J Clin Exp Neuropsychol. 2006 Feb;28(2):270-82. doi: 10.1080/13803390500360554.
Despite consensus that schizophrenia is a neurodevelopmental disorder characterized by cognitive deficits, objective data documenting the course of cognitive development remain sparse. We conducted a follow-back study of patients ascertained at the time of their initial episode of schizophrenia or schizoaffective disorder, and a group of demographically matched healthy volunteers. We obtained school records containing standardized achievement test scores from the 1st through 12th grades, and scholastic aptitude test results from the 11th and 12th grades, and examined the developmental trajectories of cognitive performance with respect to prospective examinations conducted following participants' enrollment in our study. We found significant differences in academic achievement tests as early as the first grade, with scores from participants who would later develop schizophrenia lagging behind their peers by 0.8 to 1.1 grade equivalents. This gap widened resulting in a difference between groups of 1.5 to 1.8 grade equivalents by the 12th grade. In the subset of patients for whom SAT scores were available, we found that WAIS-R Full Scale IQ was 11.5 points lower than predicted from earlier SAT scores, suggesting a substantial decline in cognitive ability accompanying the initial episode of illness. These findings suggest that schizophrenia is marked by substantial cognitive deficits in the first grade, that there may be additional subtle decline preceding the overt onset of psychotic symptoms, and that the initial episode of illness is marked by additional decline. These observations may help advance concepts of premorbid cognitive ability in the schizophrenia syndrome and constrain models of pathophysiology.

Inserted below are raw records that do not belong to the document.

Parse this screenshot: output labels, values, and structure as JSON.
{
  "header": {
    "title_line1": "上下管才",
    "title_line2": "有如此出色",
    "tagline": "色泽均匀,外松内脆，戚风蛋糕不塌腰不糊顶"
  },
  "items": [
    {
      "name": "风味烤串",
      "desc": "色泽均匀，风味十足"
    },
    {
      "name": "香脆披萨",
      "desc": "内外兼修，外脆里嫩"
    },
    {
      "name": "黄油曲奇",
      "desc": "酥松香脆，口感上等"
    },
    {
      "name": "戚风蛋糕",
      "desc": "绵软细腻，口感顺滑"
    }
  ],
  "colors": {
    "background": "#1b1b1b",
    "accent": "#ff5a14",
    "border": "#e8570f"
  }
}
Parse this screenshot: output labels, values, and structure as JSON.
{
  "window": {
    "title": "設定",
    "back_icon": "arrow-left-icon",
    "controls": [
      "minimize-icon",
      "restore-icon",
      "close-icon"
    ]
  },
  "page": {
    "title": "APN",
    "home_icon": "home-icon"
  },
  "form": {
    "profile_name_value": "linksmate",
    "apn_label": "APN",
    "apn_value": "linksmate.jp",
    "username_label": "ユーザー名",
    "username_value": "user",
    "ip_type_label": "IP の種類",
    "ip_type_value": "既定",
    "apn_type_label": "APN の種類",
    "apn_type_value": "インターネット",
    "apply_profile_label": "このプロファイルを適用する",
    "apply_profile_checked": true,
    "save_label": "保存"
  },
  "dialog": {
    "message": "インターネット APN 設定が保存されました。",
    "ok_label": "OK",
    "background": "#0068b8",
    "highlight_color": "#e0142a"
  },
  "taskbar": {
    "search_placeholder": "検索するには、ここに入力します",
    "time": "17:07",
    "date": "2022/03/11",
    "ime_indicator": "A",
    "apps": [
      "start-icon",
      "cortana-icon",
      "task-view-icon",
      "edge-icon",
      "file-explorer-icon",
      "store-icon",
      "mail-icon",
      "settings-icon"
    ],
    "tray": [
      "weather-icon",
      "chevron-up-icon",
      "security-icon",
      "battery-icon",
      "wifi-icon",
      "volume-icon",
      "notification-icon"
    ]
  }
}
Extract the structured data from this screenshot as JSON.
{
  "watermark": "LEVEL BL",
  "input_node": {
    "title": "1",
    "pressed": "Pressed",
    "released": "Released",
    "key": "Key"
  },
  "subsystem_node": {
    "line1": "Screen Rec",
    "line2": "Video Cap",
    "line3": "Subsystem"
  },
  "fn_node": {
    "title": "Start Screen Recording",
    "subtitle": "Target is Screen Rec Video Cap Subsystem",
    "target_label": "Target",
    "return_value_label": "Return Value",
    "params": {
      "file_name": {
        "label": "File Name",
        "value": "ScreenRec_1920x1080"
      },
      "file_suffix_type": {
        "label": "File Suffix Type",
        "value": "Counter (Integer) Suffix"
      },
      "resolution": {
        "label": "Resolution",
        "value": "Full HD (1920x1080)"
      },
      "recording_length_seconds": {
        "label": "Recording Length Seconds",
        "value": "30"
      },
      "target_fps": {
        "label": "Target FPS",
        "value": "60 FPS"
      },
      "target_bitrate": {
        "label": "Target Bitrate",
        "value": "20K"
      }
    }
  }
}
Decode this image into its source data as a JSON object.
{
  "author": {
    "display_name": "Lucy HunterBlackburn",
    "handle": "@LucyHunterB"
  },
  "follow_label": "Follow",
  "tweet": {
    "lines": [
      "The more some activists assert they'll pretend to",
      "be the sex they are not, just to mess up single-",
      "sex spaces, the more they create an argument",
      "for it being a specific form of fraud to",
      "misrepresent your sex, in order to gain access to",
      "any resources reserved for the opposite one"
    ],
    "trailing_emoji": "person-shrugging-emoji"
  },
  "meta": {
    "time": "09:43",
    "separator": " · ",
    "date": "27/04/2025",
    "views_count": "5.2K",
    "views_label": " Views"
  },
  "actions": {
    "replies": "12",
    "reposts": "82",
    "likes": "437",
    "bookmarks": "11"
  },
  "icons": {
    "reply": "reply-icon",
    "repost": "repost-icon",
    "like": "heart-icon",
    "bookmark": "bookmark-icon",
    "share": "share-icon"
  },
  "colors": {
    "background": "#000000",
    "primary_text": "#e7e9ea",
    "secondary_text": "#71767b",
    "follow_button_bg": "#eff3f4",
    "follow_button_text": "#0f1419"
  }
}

尽管人们普遍认为精神分裂症是一种以认知缺陷为特征的神经发育障碍,但记录认知发展过程的客观数据仍然稀少。我们对在首次出现精神分裂症或分裂情感性障碍时确诊的患者以及一组人口统计学特征匹配的健康志愿者进行了一项回顾性研究。我们获取了包含从1年级到12年级标准化成绩测试分数的学校记录,以及11年级和12年级的学术能力测试结果,并根据参与者在我们研究中入组后的前瞻性检查来研究认知表现的发展轨迹。我们发现早在一年级时学术成就测试就存在显著差异,后来发展为精神分裂症的参与者的分数比同龄人落后0.8到1.1个年级当量。这种差距不断扩大,到12年级时两组之间的差异达到1.5到1.8个年级当量。在可获得SAT分数的患者子集中,我们发现韦氏成人智力量表(WAIS-R)全量表智商比根据早期SAT分数预测的低11.5分,这表明在疾病首次发作时认知能力大幅下降。这些发现表明,精神分裂症在一年级时就存在显著的认知缺陷,在明显的精神病症状发作之前可能还有额外的细微下降,并且疾病首次发作时还会有额外的下降。这些观察结果可能有助于推进精神分裂症综合征病前认知能力的概念,并限制病理生理学模型。